Das gilt auch für gemäß § 35 Abs. 1 BauGB privilegierte Vorhaben. Diese sind dem Außenbereich vom Gesetzgeber im Grundsatz "planähnlich" zugewiesen (BVerwG, Urteil vom 25. Oktober 1967 - 4 C 86.66 - BVerwGE 28, 148). Sie sind gleichwohl nicht zulässig, wenn ihnen die in § 35 Abs. 3 Satz 1 BauGB beispielhaft genannten öffentlichen Belange entgegenstehen. Ob dies der Fall ist, hat die Behörde innerhalb einer die gesetzhohe Wertung für den konkreten Einzelfall nachvollziehenden Abwägung zu ermitteln. Ein Ermessensspielraum steht ihr dabei nicht zu. Diese "nachvollziehende" Abwägung ist gerichtlich uneingeschränkt überprüfbar (stRspr, vgl. zuletzt BVerwG, Urteil vom 19. Juli 2001 - 4 C 4.00 -, DVBI 2001, 1855).
Demgegenüber gebietet die naturschutzrechtliche Eingriffsregelung zunächst, vermeidbare Beeinträchtigungen von Natur und Landschaft zu vermeiden und unvermeidbare Beeinträchtigungen nach Möglichkeit auszugleichen (vgl. § 8 Abs. 2 Satz 1 BNatSchG). Schon dies macht die Eigenständigkeit der naturschutzrechtlichen Eingriffsregelung deutlich.

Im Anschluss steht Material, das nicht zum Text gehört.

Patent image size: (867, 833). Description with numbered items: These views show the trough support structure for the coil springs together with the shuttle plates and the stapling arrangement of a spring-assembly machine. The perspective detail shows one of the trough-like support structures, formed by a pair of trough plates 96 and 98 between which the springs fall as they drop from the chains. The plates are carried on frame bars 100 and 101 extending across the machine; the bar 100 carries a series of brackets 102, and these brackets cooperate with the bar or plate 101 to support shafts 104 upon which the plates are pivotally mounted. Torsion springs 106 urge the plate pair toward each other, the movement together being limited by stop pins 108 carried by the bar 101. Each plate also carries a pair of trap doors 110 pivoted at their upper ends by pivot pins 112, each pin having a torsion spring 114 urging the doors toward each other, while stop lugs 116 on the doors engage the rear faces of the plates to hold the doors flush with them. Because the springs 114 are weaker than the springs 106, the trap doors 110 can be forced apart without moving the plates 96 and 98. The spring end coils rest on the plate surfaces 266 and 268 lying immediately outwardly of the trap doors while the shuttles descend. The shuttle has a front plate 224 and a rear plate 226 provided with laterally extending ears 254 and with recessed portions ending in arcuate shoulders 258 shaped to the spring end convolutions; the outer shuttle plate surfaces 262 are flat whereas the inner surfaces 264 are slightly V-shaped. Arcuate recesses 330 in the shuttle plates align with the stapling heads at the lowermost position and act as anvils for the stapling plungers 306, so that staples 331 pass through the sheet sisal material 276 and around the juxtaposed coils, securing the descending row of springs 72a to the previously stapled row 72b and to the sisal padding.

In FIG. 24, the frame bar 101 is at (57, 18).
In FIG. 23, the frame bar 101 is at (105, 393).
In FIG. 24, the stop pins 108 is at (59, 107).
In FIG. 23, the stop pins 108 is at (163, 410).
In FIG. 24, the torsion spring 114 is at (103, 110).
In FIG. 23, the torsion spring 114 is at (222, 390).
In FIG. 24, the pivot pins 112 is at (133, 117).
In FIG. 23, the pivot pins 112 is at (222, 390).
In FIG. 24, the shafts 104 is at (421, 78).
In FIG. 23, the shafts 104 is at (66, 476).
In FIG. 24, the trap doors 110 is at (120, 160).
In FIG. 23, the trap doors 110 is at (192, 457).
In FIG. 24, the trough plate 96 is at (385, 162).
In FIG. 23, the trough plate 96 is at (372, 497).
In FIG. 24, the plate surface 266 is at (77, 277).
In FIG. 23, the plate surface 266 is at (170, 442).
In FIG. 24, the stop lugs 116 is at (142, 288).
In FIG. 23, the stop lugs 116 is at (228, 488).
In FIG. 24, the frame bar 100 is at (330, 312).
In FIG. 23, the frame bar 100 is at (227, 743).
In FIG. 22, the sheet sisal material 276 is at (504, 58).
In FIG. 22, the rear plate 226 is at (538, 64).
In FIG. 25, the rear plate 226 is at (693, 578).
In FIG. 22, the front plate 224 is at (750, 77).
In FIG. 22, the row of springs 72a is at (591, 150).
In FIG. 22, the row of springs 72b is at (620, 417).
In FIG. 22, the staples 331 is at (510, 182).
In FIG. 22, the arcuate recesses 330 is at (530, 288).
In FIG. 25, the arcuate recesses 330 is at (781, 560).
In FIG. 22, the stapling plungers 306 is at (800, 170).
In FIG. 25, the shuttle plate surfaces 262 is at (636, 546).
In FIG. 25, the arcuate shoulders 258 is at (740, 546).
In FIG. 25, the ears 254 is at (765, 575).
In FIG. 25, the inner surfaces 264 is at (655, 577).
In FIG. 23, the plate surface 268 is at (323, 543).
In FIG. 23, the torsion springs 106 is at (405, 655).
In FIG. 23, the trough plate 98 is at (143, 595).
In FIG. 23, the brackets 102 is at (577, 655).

Erst wenn - wie im vorliegenden Fall - ein Eingriff in Natur und Landschaft unvermeidbar und nicht ausgleichbar ist, muß gemäß § 8 Abs. 3 BNatSchG bzw. nach den entsprechenden landesrechtlichen Vorschriften ebenfalls eine Abwägung vorgenommen werden. Ob das Ergebnis dieser Abwägung grundsätzlich mit dem Ergebnis der Abwägung nach § 35 Abs. 1 BauGB identisch ist (so Louis, UPR 1995, 290 und Kom. zum BNatSchG, § 8 Rn. 75), kann offen bleiben.
...
Aber auch wenn die naturschutzrechtliche Abwägung regelmäßig zu demselben Ergebnis wie die planungsrechtliche Abwägung gemäß § 35 Abs. 1 BauGB kommen sollte, so sind die planungsrechtliche und die naturschutzrechtliche Prüfung doch zu trennen und jeweils unabhängig voneinander durchzuführen. Vom Zweck des Naturschutzrechts her, Natur und Landschaft zu schützen, ist es denkbar, daß ein im Außenbereich privilegiertes Vorhaben zwar die Hürde des § 35 Abs. 1 BauGB nimmt und gleichwohl an der naturschutzrechtlichen Eingriffsregelung scheitert oder zumindest nur mit Auflagen genehmigungsfähig ist (vgl. Gaentzsch, NuR 1986, 89; Gassner, BNatSchG, § 8 a Rn. 48).